War and peace in a shifting global political environment

War is a slaughter, a living hell, visited first and foremost against the working class. As Lenin noted, “a bayonet is a weapon with a worker at both ends”. War too is invariably orchestrated by members of the ruling class, who are spared the peril of death or physical danger in exchange for their most sagacious leadership qualities. These brutal facts are easily forgotten, so saturated are we in the western world in the nauseating propaganda of militarism, jingoism and ignorance that is the background noise of everyday life in 2023, as we slouch obliviously towards nuclear annihilation. War has become a spectator sport of the most repugnant kind, draped in the false vestments of liberal humanitarian concern and a Manichean cosmology that projects all of its bloodthirstiness and barbarism onto the perpetual enemy (Russia, China, Iran, and all of those disobedient nations in Africa, Asia and Latin America), one who must be disciplined or even eradicated at all costs, all the while assuring the comfortable western subject of his superior moral standing.

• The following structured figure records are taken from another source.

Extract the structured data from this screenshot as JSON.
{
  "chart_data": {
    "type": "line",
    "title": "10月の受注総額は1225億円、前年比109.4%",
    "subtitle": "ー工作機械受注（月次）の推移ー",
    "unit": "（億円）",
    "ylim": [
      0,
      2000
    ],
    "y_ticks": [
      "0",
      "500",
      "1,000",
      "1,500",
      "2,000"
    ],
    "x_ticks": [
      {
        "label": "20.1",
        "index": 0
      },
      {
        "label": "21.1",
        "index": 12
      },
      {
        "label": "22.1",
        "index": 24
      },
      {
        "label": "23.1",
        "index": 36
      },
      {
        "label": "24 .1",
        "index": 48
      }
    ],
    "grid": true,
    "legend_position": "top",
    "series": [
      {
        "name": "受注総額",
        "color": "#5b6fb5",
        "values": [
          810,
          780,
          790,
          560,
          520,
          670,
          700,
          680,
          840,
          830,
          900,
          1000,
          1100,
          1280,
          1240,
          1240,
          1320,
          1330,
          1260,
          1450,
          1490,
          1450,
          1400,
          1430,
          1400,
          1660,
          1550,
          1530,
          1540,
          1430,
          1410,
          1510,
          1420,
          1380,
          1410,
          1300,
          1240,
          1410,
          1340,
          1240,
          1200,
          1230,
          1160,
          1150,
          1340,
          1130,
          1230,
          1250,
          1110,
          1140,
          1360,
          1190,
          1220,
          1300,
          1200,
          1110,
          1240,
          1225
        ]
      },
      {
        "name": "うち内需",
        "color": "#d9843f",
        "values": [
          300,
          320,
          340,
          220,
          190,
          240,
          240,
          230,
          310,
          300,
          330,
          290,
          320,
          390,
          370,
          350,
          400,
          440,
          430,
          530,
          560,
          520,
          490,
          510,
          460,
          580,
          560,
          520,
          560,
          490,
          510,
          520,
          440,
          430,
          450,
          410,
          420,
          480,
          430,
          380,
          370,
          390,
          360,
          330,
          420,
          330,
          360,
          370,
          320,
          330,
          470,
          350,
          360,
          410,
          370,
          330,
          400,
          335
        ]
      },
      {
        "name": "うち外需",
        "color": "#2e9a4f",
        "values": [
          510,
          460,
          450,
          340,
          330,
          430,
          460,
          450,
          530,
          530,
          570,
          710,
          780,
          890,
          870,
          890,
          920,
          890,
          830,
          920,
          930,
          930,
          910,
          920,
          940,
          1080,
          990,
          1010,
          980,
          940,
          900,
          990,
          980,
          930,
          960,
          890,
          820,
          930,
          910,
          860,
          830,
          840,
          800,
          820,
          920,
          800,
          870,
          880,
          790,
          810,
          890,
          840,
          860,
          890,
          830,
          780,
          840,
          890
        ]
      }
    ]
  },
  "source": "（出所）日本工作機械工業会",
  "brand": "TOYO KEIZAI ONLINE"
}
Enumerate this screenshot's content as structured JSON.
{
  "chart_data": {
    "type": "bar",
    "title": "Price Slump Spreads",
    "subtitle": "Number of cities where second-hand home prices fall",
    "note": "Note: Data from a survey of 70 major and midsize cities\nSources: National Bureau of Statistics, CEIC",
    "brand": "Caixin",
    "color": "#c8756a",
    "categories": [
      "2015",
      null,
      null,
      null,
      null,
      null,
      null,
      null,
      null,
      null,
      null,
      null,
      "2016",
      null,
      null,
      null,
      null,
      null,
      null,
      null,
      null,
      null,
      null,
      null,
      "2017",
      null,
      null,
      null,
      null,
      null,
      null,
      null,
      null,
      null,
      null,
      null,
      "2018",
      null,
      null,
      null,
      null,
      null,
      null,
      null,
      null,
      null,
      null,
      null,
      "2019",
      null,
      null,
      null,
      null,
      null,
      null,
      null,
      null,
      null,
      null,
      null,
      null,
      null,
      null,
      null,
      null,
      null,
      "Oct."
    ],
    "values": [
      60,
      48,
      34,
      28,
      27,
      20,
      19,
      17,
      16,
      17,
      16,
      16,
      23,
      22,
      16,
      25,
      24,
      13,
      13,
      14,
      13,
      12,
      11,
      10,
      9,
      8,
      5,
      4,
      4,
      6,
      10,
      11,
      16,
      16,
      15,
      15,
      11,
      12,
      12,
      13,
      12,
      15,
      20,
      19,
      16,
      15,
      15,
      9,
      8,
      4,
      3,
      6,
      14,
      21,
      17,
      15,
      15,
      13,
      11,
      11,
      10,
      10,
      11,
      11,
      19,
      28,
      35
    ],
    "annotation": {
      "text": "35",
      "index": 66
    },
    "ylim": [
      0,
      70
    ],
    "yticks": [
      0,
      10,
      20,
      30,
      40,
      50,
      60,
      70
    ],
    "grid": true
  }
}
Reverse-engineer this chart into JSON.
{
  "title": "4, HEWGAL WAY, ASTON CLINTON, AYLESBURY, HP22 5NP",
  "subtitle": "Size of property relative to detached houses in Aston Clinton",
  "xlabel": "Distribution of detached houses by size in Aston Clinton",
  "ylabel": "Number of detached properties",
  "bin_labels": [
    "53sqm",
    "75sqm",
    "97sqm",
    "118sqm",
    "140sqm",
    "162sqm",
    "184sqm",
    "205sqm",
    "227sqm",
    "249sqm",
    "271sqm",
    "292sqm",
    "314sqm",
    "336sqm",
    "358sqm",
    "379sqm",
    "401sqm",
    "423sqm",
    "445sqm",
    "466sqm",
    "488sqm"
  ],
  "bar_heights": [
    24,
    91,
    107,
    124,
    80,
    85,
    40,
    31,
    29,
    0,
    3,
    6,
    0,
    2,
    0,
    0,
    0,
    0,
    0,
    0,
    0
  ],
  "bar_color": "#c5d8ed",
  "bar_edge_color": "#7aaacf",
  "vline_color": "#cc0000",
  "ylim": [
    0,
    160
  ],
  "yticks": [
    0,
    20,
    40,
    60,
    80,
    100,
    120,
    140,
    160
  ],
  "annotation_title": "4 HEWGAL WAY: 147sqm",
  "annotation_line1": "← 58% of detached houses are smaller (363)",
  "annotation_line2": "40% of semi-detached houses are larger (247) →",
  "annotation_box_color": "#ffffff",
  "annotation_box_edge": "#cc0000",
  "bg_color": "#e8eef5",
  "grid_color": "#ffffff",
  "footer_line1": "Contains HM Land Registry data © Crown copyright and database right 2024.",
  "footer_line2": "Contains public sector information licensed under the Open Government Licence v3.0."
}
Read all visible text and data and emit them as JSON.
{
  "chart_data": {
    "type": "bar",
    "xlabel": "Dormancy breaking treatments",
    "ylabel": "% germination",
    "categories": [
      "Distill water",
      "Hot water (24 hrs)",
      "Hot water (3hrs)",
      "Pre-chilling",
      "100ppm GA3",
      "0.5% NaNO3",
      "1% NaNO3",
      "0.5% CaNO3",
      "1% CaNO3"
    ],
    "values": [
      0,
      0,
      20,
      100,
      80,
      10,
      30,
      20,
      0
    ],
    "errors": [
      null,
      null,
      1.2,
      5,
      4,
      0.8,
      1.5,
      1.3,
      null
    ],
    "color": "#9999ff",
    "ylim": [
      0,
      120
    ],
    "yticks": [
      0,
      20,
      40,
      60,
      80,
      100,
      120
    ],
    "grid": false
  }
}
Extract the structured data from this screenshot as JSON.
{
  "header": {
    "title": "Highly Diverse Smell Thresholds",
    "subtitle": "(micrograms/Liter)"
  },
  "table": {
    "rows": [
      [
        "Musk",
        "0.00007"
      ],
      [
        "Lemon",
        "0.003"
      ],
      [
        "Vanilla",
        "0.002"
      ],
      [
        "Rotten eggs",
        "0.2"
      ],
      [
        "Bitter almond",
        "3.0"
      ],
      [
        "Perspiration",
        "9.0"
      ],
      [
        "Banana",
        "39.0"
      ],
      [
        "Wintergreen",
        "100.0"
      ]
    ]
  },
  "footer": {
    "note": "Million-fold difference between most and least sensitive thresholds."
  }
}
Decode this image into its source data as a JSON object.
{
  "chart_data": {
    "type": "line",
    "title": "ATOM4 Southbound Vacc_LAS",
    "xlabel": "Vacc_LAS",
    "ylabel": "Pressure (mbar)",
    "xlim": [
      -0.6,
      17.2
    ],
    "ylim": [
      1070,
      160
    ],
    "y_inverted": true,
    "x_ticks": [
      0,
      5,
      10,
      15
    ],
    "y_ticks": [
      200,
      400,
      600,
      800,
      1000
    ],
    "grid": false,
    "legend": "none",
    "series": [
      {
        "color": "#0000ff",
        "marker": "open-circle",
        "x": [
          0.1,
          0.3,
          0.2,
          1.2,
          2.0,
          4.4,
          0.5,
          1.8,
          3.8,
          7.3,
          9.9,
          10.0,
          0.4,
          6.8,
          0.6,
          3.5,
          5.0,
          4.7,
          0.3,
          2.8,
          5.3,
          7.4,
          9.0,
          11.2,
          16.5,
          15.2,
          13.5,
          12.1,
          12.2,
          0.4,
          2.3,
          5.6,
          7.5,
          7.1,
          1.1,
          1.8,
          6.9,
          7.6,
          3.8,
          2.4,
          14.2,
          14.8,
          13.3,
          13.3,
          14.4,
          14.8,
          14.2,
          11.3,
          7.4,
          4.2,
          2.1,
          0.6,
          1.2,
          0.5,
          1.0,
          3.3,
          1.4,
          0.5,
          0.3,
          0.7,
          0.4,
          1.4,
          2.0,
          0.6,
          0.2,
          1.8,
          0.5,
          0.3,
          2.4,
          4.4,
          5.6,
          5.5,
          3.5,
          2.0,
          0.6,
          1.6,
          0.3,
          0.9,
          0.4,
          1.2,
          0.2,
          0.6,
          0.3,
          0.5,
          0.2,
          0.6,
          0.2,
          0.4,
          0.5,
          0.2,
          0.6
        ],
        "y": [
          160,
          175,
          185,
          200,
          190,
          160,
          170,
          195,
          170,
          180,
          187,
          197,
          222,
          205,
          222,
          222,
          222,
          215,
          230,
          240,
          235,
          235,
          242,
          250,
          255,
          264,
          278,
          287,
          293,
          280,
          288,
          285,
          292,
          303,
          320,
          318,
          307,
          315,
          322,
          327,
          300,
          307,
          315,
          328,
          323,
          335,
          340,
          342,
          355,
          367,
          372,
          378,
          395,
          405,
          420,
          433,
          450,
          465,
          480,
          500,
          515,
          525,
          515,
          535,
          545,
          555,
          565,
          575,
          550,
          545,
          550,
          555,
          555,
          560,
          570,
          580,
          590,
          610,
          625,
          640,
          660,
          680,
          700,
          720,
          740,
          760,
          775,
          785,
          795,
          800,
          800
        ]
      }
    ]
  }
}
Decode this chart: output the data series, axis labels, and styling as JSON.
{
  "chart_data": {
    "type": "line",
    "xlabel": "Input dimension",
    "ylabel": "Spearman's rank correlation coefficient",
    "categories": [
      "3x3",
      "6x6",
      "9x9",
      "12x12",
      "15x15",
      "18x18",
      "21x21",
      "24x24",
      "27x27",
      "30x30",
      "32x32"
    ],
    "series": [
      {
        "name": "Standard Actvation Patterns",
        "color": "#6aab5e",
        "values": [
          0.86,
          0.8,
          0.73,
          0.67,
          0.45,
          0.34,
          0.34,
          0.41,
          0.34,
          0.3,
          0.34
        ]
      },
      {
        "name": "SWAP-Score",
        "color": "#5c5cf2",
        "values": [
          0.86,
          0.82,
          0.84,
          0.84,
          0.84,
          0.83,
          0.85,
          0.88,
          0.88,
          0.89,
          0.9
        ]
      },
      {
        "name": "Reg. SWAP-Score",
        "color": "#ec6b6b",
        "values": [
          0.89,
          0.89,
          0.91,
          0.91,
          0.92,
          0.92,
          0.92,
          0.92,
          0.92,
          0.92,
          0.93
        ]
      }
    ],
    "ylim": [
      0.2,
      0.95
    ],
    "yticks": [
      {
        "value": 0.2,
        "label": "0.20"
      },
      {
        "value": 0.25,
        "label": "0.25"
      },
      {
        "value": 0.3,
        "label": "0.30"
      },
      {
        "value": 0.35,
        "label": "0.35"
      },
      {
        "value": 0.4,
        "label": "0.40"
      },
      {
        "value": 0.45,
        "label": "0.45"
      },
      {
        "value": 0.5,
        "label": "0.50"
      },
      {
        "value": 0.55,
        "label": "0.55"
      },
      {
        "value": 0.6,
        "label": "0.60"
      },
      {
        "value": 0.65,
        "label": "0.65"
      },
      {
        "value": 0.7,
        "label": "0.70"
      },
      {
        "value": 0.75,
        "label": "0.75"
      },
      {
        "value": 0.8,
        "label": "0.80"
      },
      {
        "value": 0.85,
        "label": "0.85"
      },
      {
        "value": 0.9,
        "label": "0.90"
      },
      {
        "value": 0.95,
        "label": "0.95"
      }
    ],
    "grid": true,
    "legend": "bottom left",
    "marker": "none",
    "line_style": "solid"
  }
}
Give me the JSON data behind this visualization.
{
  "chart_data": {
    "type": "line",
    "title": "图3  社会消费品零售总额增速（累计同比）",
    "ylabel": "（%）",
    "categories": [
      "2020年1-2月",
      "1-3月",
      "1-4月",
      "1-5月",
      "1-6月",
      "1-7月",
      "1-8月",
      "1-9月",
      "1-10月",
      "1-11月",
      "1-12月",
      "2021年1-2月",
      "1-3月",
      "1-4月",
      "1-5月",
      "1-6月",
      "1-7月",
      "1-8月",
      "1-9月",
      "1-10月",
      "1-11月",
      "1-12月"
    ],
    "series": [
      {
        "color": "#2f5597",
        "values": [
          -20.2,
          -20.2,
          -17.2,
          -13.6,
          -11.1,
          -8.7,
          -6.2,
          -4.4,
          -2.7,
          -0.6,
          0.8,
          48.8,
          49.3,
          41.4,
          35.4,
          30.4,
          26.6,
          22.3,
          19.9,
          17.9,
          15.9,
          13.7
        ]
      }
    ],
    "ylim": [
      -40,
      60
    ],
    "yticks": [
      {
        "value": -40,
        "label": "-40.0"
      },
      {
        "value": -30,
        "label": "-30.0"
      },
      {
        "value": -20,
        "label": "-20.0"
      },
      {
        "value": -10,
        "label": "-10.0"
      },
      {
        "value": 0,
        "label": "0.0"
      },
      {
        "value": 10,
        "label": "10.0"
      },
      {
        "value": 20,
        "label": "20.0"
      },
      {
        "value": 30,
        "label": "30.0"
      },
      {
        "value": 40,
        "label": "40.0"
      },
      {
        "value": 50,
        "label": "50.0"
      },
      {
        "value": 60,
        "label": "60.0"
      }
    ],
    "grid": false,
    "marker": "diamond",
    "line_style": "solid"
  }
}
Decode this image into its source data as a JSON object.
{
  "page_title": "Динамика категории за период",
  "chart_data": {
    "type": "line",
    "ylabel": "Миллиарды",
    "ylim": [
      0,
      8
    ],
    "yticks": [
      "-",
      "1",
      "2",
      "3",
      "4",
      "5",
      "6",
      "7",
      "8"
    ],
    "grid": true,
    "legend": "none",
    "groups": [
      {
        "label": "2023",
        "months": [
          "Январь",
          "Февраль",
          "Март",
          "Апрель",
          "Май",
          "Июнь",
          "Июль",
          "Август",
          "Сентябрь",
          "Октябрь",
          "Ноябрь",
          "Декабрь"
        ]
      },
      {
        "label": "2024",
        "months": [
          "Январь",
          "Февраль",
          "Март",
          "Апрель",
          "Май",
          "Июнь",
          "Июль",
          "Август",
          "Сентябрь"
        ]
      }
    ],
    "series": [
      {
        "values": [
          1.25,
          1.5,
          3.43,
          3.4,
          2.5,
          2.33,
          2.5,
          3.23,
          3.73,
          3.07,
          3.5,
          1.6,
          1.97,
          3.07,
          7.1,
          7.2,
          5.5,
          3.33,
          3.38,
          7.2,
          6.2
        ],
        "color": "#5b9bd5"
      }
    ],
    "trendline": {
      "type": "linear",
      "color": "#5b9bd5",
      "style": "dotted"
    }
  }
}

Another truism, per Carl Von Clausewitz, holds that war is the continuation of politics by other means. We must be absolutely clear that the current state of geopolitical tension, in which China, Russia and likeminded nations are openly discussing the de-dollarisation of international trade and an end to US hegemony and taking active steps to achieve these goals, is strongly likely to escalate into a global war given the existential threat this poses to US imperialism. The US’ inability to thus far diplomatically challenge or reverse such moves, and limit China’s growing influence on the world stage, is an indication of this. As with the destruction of the Nordstream pipelines, if a political solution cannot be found, a military one will. Of course, we may already have seen the commencement of this global conflict in Ukraine, though this would only be one of many fronts, including the Chinese island of Taiwan, should things escalate as they promise to. We are facing into the grim prospect of either World War III, or another bloody Cold War, fought via proxies, or both.

The necessity for global mass mobilisation on a peace and anti-war platform has never been more urgently apparent. For too long has the left, such as it is, been drawn into pathetic equivocation on issues of war and anti-imperialism. The position in popular discourse once held firmly by anti-war voices, for example in opposition to the US/UK/NATO war on Iraq, has been vacated and filled by a rabble of bleeding heart imperialist warmongers, who of course theoretically oppose war, but for whom Assad/Gaddafi/Putin/delete as appropriate is so uniquely evil that only a protracted war costing hundreds of thousands of lives is the only morally justifiable position. Of course, they would never enlist in such a war themselves, but are more than happy to send the workers of another country to die in their stead. Astonishingly, in all of the western political class’ endless pronouncements on the Ukraine war since it began 15 months ago, the moral implications of this “outsourced” military policy are never even mentioned, let alone considered in any depth.

As the contradictions underpinning the global order continue to heighten, so too does the contradiction between war and peace. We must therefore stake out an unequivocal and immovable position that is anti-war, anti-imperialist, pro-peace and pro-worker. We must call out the hawkish, warmongering position of reactionaries and liberals alike for what it is: bourgeois imperialist ideology that places the value of workers’ lives at zero. We must steadfastly oppose the dogmatic control of global affairs by imperialist powers, and place politics and power back in the hands of the working class. We must mobilise urgently in a workers’ struggle for peace: the fate of the future of the world depends on it, while the ruling class relies on our silence and complicity.